• Group of CCBC faculty and staff on stage receiving the Achieving the Dream award

Culturally Responsive Teaching and Training at CCBC

The Culturally Responsive Teaching and Training Program at CCBC enhances both educators’ and students’ awareness, adds to their knowledge of others, and strengthens their skills so that they can interact effectively with clients, patients, customers, co-workers, classmates, and colleagues.

As the population of the United States grows and becomes ever more culturally diverse, many people find themselves interacting more and more with people who are quite different from them. It is sometimes a challenge to know what to say, what to do, or how to respond to folks who, like us, bring their unique culturally-based expectations to the encounter. This is true in the classroom and in other fields of endeavor, and given the global village we find ourselves living in now, it is quite true of life in general.

Program overview

The CRT Program is unique among community colleges and 4-year colleges and universities. A joint project of the Office of Enrollment and Student Services via the Office of Multicultural Affairs (OMA) as well as the Office of Instruction via the Center for Excellence in Teaching and Learning (CETL), the CRT Program trains faculty and others by engaging them in self-reflective processes that allow them to convey to others—students, in particular--the need for self-reflection and self-awareness in life’s ever-changing cultural contexts. The CRT shows participants how to examine one’s assumptions, how to gain valuable multi-cultural experience by interacting and cooperating with others, and how to develop the specific knowledge and skills necessary to work effectively with all people.

The CRT Program emphasizes that because we human beings are the most social of animals, wherever human beings are, culture is present. Our perceptions, interpretations, beliefs, and even our sense of knowledge are culturally framed by our experiences in unique social capital networks of meaning making. In addition, because notions of race are learned within social-cultural networks, perceptions of race are also ever present and their impact should be examined both cooperatively and respectfully through dialogue.

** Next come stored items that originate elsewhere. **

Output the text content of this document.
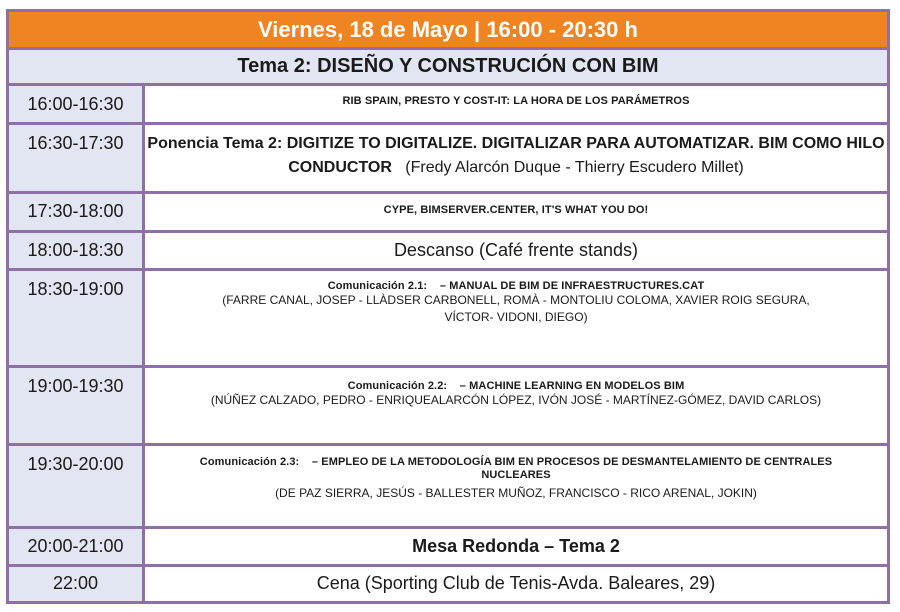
Viernes, 18 de Mayo | 16:00 - 20:30 h	
Tema 2: DISEÑO Y CONSTRUCIÓN CON BIM	
16:00-16:30	RIB SPAIN, PRESTO Y COST-IT: LA HORA DE LOS PARÁMETROS
16:30-17:30	Ponencia Tema 2: DIGITIZE TO DIGITALIZE. DIGITALIZAR PARA AUTOMATIZAR. BIM COMO HILO CONDUCTOR (Fredy Alarcón Duque - Thierry Escudero Millet)
17:30-18:00	CYPE, BIMSERVER.CENTER, IT'S WHAT YOU DO!
18:00-18:30	Descanso (Café frente stands)
18:30-19:00	Comunicación 2.1: – MANUAL DE BIM DE INFRAESTRUCTURES.CAT
(FARRE CANAL, JOSEP - LLÀDSER CARBONELL, ROMÀ - MONTOLIU COLOMA, XAVIER ROIG SEGURA, VÍCTOR- VIDONI, DIEGO)

19:00-19:30	Comunicación 2.2: – MACHINE LEARNING EN MODELOS BIM
(NÚÑEZ CALZADO, PEDRO - ENRIQUEALARCÓN LÓPEZ, IVÓN JOSÉ - MARTÍNEZ-GÓMEZ, DAVID CARLOS)

19:30-20:00	Comunicación 2.3: – EMPLEO DE LA METODOLOGÍA BIM EN PROCESOS DE DESMANTELAMIENTO DE CENTRALES NUCLEARES
(DE PAZ SIERRA, JESÚS - BALLESTER MUÑOZ, FRANCISCO - RICO ARENAL, JOKIN)

20:00-21:00	Mesa Redonda – Tema 2
22:00	Cena (Sporting Club de Tenis-Avda. Baleares, 29)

For more than a decade, CCBC faculty and students, staff and administrators have created an expanded learning community focused on new, effective theories and practices that are culturally responsive and which open us all to the many contributions available within the diverse constituencies of the college.

Program format

Since 2005, the CRT Program has conducted intensive eight-day seminars twice a year with 15-20 participants in each learning cohort. Each intensive seminar begins by focusing on the following modules:
  • “The Meanings of Culture and Race”
  • “Overcoming Stereotype Threat”
  • “Culture and Mindsets of Intelligence”
  • “Social Capital, Learning, and Caring”
Other related topics are regularly addressed, such as attribution theory, productive persistence, micro-aggression, inter-subjectivity, identity contingencies, privilege and power, and the politics of language variation.

The CRT Program modules have also been delivered as a series of separate two-hour workshops for over 200 adjunct faculty members, as individual professional development events, and as train-the trainer seminars when CRT facilitators visit other colleges as consultants.

Thousands of students and more than 500 professionals at CCBC have encountered the CRT Program’s concepts in classes, workshops, presentations, training and conferences.